Canberra avait signalé depuis des mois qu’elle cherchait à remettre en question le contrat avec Paris en raison des augmentations de coûts et des retards.
« Un coup de poignard dans le dos », c’est ainsi que le ministre français des Affaires étrangères, Jean-Yves Le Drian, a décrit la décision de l’Australie de déchirer un contrat de sous-marins d’une valeur de plus de 50 milliards d’euros pour acquérir à la place des sous-marins à propulsion nucléaire des États-Unis.
La France aurait pu voir venir cette décision :
Canberra avait indiqué en juin qu’elle cherchait une issue au contrat, signé en 2016 avec la société française DCNS (maintenant connue sous le nom de Naval Group) pour la construction de 12 sous-marins Barracuda.
Interrogé par un comité sénatorial sur les problèmes liés au projet, le secrétaire australien à la Défense, Greg Moriarty, a déclaré : « Il est devenu clair pour moi que nous avions des défis… au cours des 15 à 12 derniers mois ». Il a déclaré que son gouvernement avait envisagé différentes options, y compris ce qu’il pourrait faire s’il était « incapable de poursuivre » l’accord avec les Français.
L’admission de Moriarty est intervenue après que son gouvernement a refusé en avril de signer un contrat pour la prochaine phase du projet de sous-marin français, donnant à Naval Group jusqu’à ce mois-ci pour se conformer à ses exigences.
Il y a eu plusieurs rapports remontant au début de cette année selon lesquels Canberra cherchait à prendre ses distances...
Voici pourquoi l’Australie voulait se retirer du contrat – et ce qui pourrait arriver ensuite.
La cyber-sécurité
Les problèmes ont commencé à se produire presque immédiatement après que Canberra a choisi l’offre française plutot que les conceptions alternatives de l’Allemagne et du Japon en avril 2016.
En août, avant la signature officielle de l’accord australien mais après son annonce, la société DCNS a admis avoir été piratée après la fuite de 22 000 documents relatifs à la capacité de combat de ses sous-marins Scorpène en construction en Inde, suscitant des inquiétudes quant à la sécurité de son projet australien.
Le ministère australien de la Défense a averti le constructeur de sous-marins qu’il souhaitait une protection de haut niveau pour son projet
Et tandis que les politiciens du Parti libéral de centre-droit au pouvoir en Australie cherchaient à minimiser les conséquences du piratage des sous-marins Barracuda, des personnalités de l’opposition ont sauté sur les révélations, certains appelant à la suspension des négociations avec la société française.
Explosion budgétaire
Malgré cela, l’Australie a signé plus tard dans l’année son plus gros contrat de défense avec DCNS pour 12 sous-marins diesel conventionnels Shortfin Barracuda Block 1A.
Canberra aurait été particulièrement favorable à l’offre française en raison de la possibilité de faire passer ultérieurement les Barracudas du diesel à l’énergie nucléaire – une technologie qui a été considérée comme un poison politique après la catastrophe de Fukushima au Japon, mais qui, selon le gouvernement australien, pouvait devenir plus acceptable avec le temps.
Le projet devait coûter 50 milliards de dollars australiens (31 milliards d’euros).

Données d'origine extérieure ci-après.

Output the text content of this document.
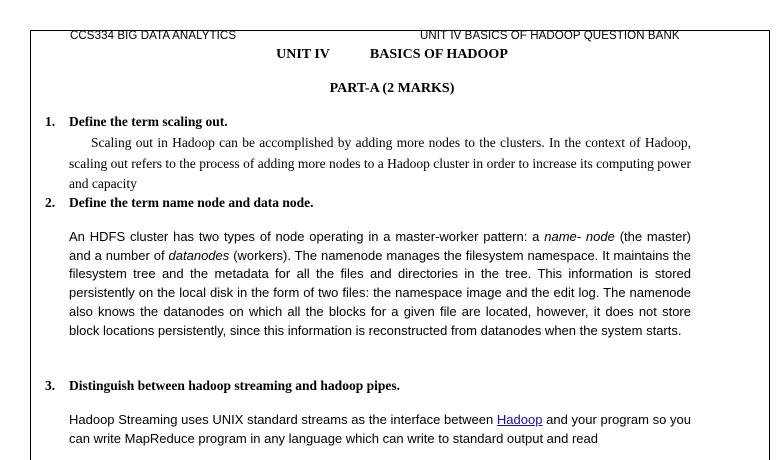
CCS334 BIG DATA ANALYTICS	UNIT IV BASICS OF HADOOP QUESTION BANK
UNIT IV	BASICS OF HADOOP
PART-A (2 MARKS)
1. Define the term scaling out.
Scaling out in Hadoop can be accomplished by adding more nodes to the clusters. In the context of Hadoop, scaling out refers to the process of adding more nodes to a Hadoop cluster in order to increase its computing power and capacity
2. Define the term name node and data node.
An HDFS cluster has two types of node operating in a master-worker pattern: a name- node (the master) and a number of datanodes (workers). The namenode manages the filesystem namespace. It maintains the filesystem tree and the metadata for all the files and directories in the tree. This information is stored persistently on the local disk in the form of two files: the namespace image and the edit log. The namenode also knows the datanodes on which all the blocks for a given file are located, however, it does not store block locations persistently, since this information is reconstructed from datanodes when the system starts.
3. Distinguish between hadoop streaming and hadoop pipes.
Hadoop Streaming uses UNIX standard streams as the interface between Hadoop and your program so you can write MapReduce program in any language which can write to standard output and read
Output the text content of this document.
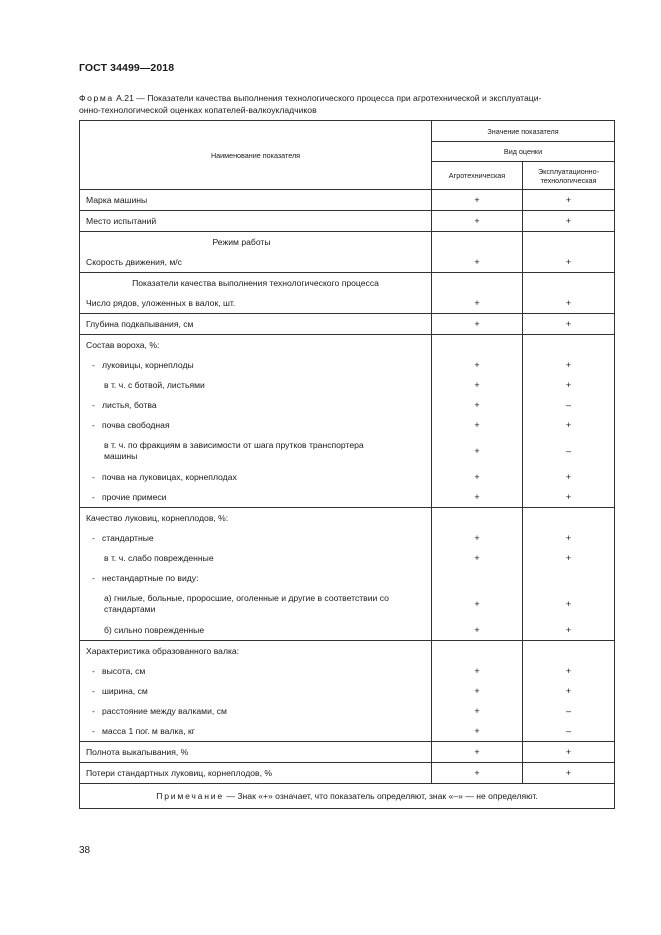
ГОСТ 34499—2018
Форма А.21 — Показатели качества выполнения технологического процесса при агротехнической и эксплуатаци-
онно-технологической оценках копателей-валкоукладчиков
Наименование показателя	Значение показателя	
	Вид оценки	
	Агротехническая	Эксплуатационно-
технологическая
Марка машины	+	+
Место испытаний	+	+
Режим работы		
Скорость движения, м/с	+	+
Показатели качества выполнения технологического процесса		
Число рядов, уложенных в валок, шт.	+	+
Глубина подкапывания, см	+	+
Состав вороха, %:		
- луковицы, корнеплоды	+	+
в т. ч. с ботвой, листьями	+	+
- листья, ботва	+	–
- почва свободная	+	+

в т. ч. по фракциям в зависимости от шага прутков транспортера машины	+	–
- почва на луковицах, корнеплодах	+	+
- прочие примеси	+	+
Качество луковиц, корнеплодов, %:		
- стандартные	+	+
в т. ч. слабо поврежденные	+	+
- нестандартные по виду:		

а) гнилые, больные, проросшие, оголенные и другие в соответствии со стандартами	+	+
б) сильно поврежденные	+	+
Характеристика образованного валка:		
- высота, см	+	+
- ширина, см	+	+
- расстояние между валками, см	+	–
- масса 1 пог. м валка, кг	+	–
Полнота выкапывания, %	+	+
Потери стандартных луковиц, корнеплодов, %	+	+
Примечание — Знак «+» означает, что показатель определяют, знак «–» — не определяют.		
38
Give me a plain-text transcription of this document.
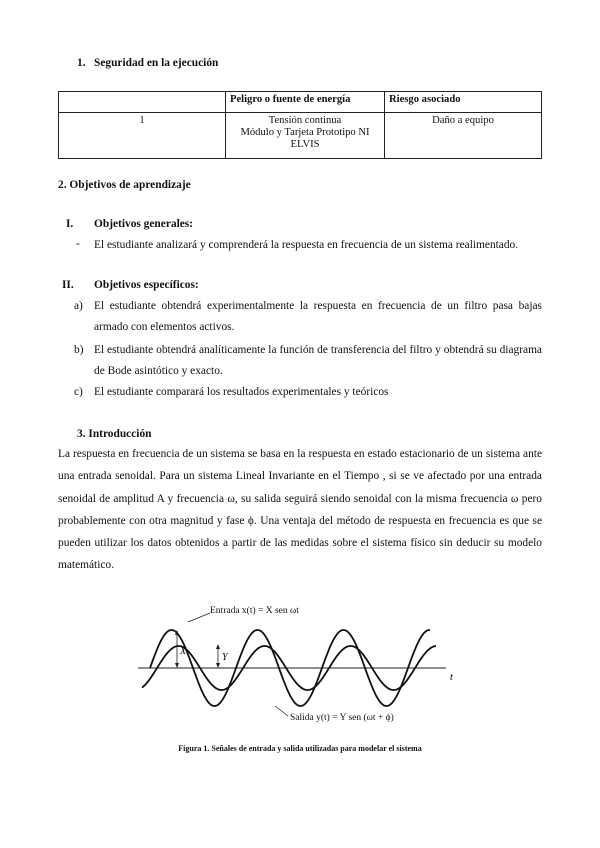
1. Seguridad en la ejecución
	Peligro o fuente de energía	Riesgo asociado
1	Tensión continua
Módulo y Tarjeta Prototipo NI
ELVIS	Daño a equipo
2. Objetivos de aprendizaje
I. Objetivos generales:
- El estudiante analizará y comprenderá la respuesta en frecuencia de un sistema realimentado.
II. Objetivos específicos:
a) El estudiante obtendrá experimentalmente la respuesta en frecuencia de un filtro pasa bajas armado con elementos activos.
b) El estudiante obtendrá analíticamente la función de transferencia del filtro y obtendrá su diagrama de Bode asintótico y exacto.
c) El estudiante comparará los resultados experimentales y teóricos
3. Introducción
La respuesta en frecuencia de un sistema se basa en la respuesta en estado estacionario de un sistema ante una entrada senoidal. Para un sistema Lineal Invariante en el Tiempo , si se ve afectado por una entrada senoidal de amplitud A y frecuencia ω, su salida seguirá siendo senoidal con la misma frecuencia ω pero probablemente con otra magnitud y fase ϕ. Una ventaja del método de respuesta en frecuencia es que se pueden utilizar los datos obtenidos a partir de las medidas sobre el sistema físico sin deducir su modelo matemático.
t
X
Y
Entrada x(t) = X sen ωt
Salida y(t) = Y sen (ωt + ϕ)
Figura 1. Señales de entrada y salida utilizadas para modelar el sistema
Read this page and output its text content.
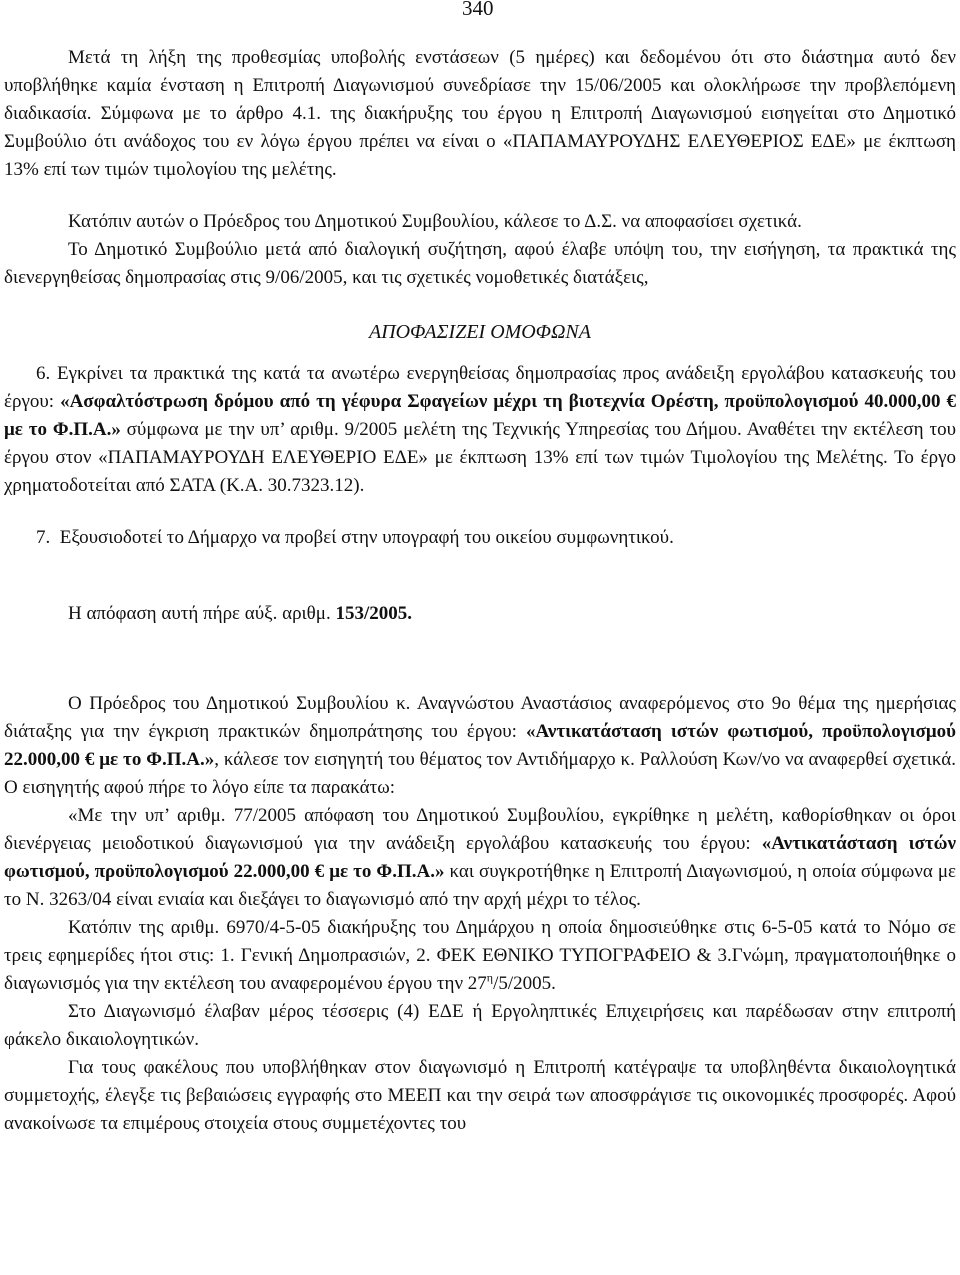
340

Μετά τη λήξη της προθεσμίας υποβολής ενστάσεων (5 ημέρες) και δεδομένου ότι στο διάστημα αυτό δεν υποβλήθηκε καμία ένσταση η Επιτροπή Διαγωνισμού συνεδρίασε την 15/06/2005 και ολοκλήρωσε την προβλεπόμενη διαδικασία. Σύμφωνα με το άρθρο 4.1. της διακήρυξης του έργου η Επιτροπή Διαγωνισμού εισηγείται στο Δημοτικό Συμβούλιο ότι ανάδοχος του εν λόγω έργου πρέπει να είναι ο «ΠΑΠΑΜΑΥΡΟΥΔΗΣ ΕΛΕΥΘΕΡΙΟΣ ΕΔΕ» με έκπτωση 13% επί των τιμών τιμολογίου της μελέτης.

Κατόπιν αυτών ο Πρόεδρος του Δημοτικού Συμβουλίου, κάλεσε το Δ.Σ. να αποφασίσει σχετικά.

Το Δημοτικό Συμβούλιο μετά από διαλογική συζήτηση, αφού έλαβε υπόψη του, την εισήγηση, τα πρακτικά της διενεργηθείσας δημοπρασίας στις 9/06/2005, και τις σχετικές νομοθετικές διατάξεις,

ΑΠΟΦΑΣΙΖΕΙ ΟΜΟΦΩΝΑ

6. Εγκρίνει τα πρακτικά της κατά τα ανωτέρω ενεργηθείσας δημοπρασίας προς ανάδειξη εργολάβου κατασκευής του έργου: «Ασφαλτόστρωση δρόμου από τη γέφυρα Σφαγείων μέχρι τη βιοτεχνία Ορέστη, προϋπολογισμού 40.000,00 € με το Φ.Π.Α.» σύμφωνα με την υπ’ αριθμ. 9/2005 μελέτη της Τεχνικής Υπηρεσίας του Δήμου. Αναθέτει την εκτέλεση του έργου στον «ΠΑΠΑΜΑΥΡΟΥΔΗ ΕΛΕΥΘΕΡΙΟ ΕΔΕ» με έκπτωση 13% επί των τιμών Τιμολογίου της Μελέτης. Το έργο χρηματοδοτείται από ΣΑΤΑ (Κ.Α. 30.7323.12).

7. Εξουσιοδοτεί το Δήμαρχο να προβεί στην υπογραφή του οικείου συμφωνητικού.

Η απόφαση αυτή πήρε αύξ. αριθμ. 153/2005.

Ο Πρόεδρος του Δημοτικού Συμβουλίου κ. Αναγνώστου Αναστάσιος αναφερόμενος στο 9ο θέμα της ημερήσιας διάταξης για την έγκριση πρακτικών δημοπράτησης του έργου: «Αντικατάσταση ιστών φωτισμού, προϋπολογισμού 22.000,00 € με το Φ.Π.Α.», κάλεσε τον εισηγητή του θέματος τον Αντιδήμαρχο κ. Ραλλούση Κων/νο να αναφερθεί σχετικά. Ο εισηγητής αφού πήρε το λόγο είπε τα παρακάτω:

«Με την υπ’ αριθμ. 77/2005 απόφαση του Δημοτικού Συμβουλίου, εγκρίθηκε η μελέτη, καθορίσθηκαν οι όροι διενέργειας μειοδοτικού διαγωνισμού για την ανάδειξη εργολάβου κατασκευής του έργου: «Αντικατάσταση ιστών φωτισμού, προϋπολογισμού 22.000,00 € με το Φ.Π.Α.» και συγκροτήθηκε η Επιτροπή Διαγωνισμού, η οποία σύμφωνα με το Ν. 3263/04 είναι ενιαία και διεξάγει το διαγωνισμό από την αρχή μέχρι το τέλος.

Κατόπιν της αριθμ. 6970/4-5-05 διακήρυξης του Δημάρχου η οποία δημοσιεύθηκε στις 6-5-05 κατά το Νόμο σε τρεις εφημερίδες ήτοι στις: 1. Γενική Δημοπρασιών, 2. ΦΕΚ ΕΘΝΙΚΟ ΤΥΠΟΓΡΑΦΕΙΟ & 3.Γνώμη, πραγματοποιήθηκε ο διαγωνισμός για την εκτέλεση του αναφερομένου έργου την $27^\eta/5/2005$.

Στο Διαγωνισμό έλαβαν μέρος τέσσερις (4) ΕΔΕ ή Εργοληπτικές Επιχειρήσεις και παρέδωσαν στην επιτροπή φάκελο δικαιολογητικών.

Για τους φακέλους που υποβλήθηκαν στον διαγωνισμό η Επιτροπή κατέγραψε τα υποβληθέντα δικαιολογητικά συμμετοχής, έλεγξε τις βεβαιώσεις εγγραφής στο ΜΕΕΠ και την σειρά των αποσφράγισε τις οικονομικές προσφορές. Αφού ανακοίνωσε τα επιμέρους στοιχεία στους συμμετέχοντες του
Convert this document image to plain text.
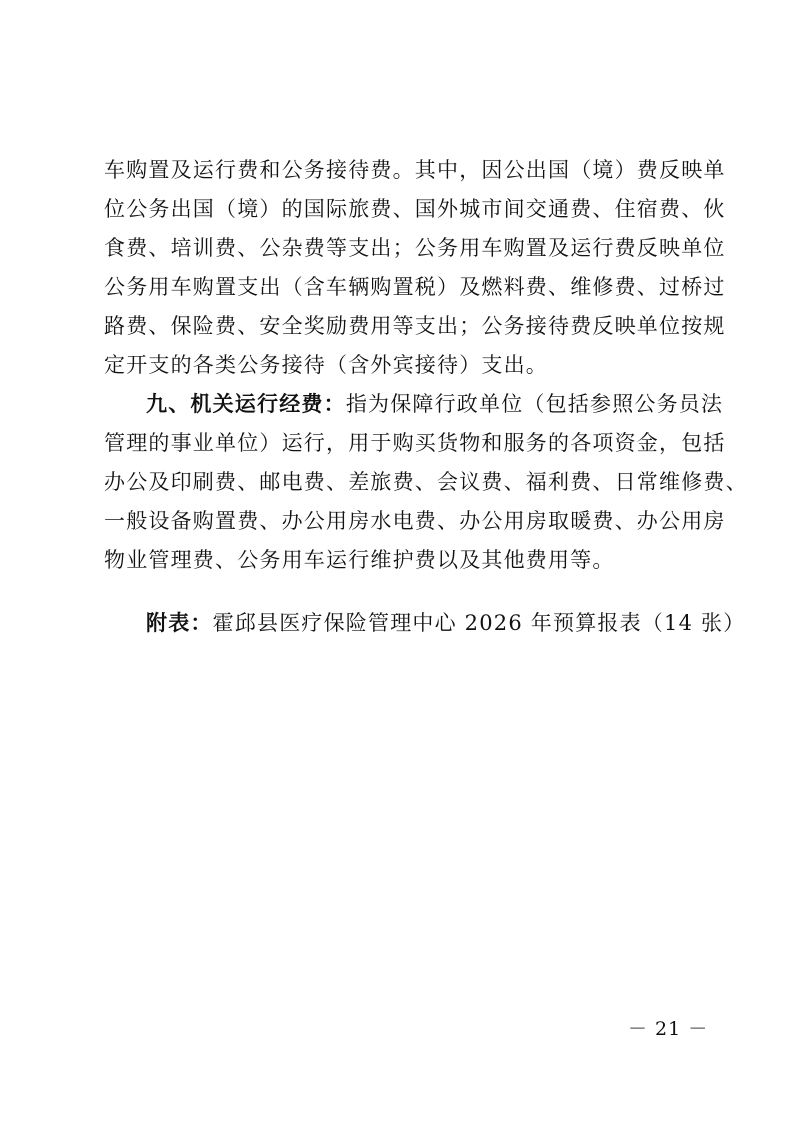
车购置及运行费和公务接待费。其中，因公出国（境）费反映单
位公务出国（境）的国际旅费、国外城市间交通费、住宿费、伙
食费、培训费、公杂费等支出；公务用车购置及运行费反映单位
公务用车购置支出（含车辆购置税）及燃料费、维修费、过桥过
路费、保险费、安全奖励费用等支出；公务接待费反映单位按规
定开支的各类公务接待（含外宾接待）支出。
九、机关运行经费：指为保障行政单位（包括参照公务员法
管理的事业单位）运行，用于购买货物和服务的各项资金，包括
办公及印刷费、邮电费、差旅费、会议费、福利费、日常维修费、
一般设备购置费、办公用房水电费、办公用房取暖费、办公用房
物业管理费、公务用车运行维护费以及其他费用等。
附表：霍邱县医疗保险管理中心 2026 年预算报表（14 张）
－ 21 －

Mais ce chiffre a depuis presque doublé.
Au dernier décompte, les Barracudas allaient coûter environ 90 milliards de dollars australiens (56 milliards d’euros).
Et c’est avant que le gouvernement ne prenne en compte le coût de la maintenance.
L’Australie avait un besoin urgent de nouveaux sous-marins pour remplacer ses six sous-marins vieillissants de la classe Collins, qui devaient prendre leur retraite en 2026. Sans sous-marins, l’Australie resterait vulnérable à un moment de tensions croissantes avec la Chine. Mais le premier Barracuda n’aurait pu être livré qu’en 2035 ou plus tard, la construction s’étendant jusqu’aux années 2050.
Pour éviter un écart, le gouvernement australien a annoncé plus tôt cette année qu’il reconstruirait complètement ses six sous-marins de classe Collins, pour un coût de plusieurs milliards.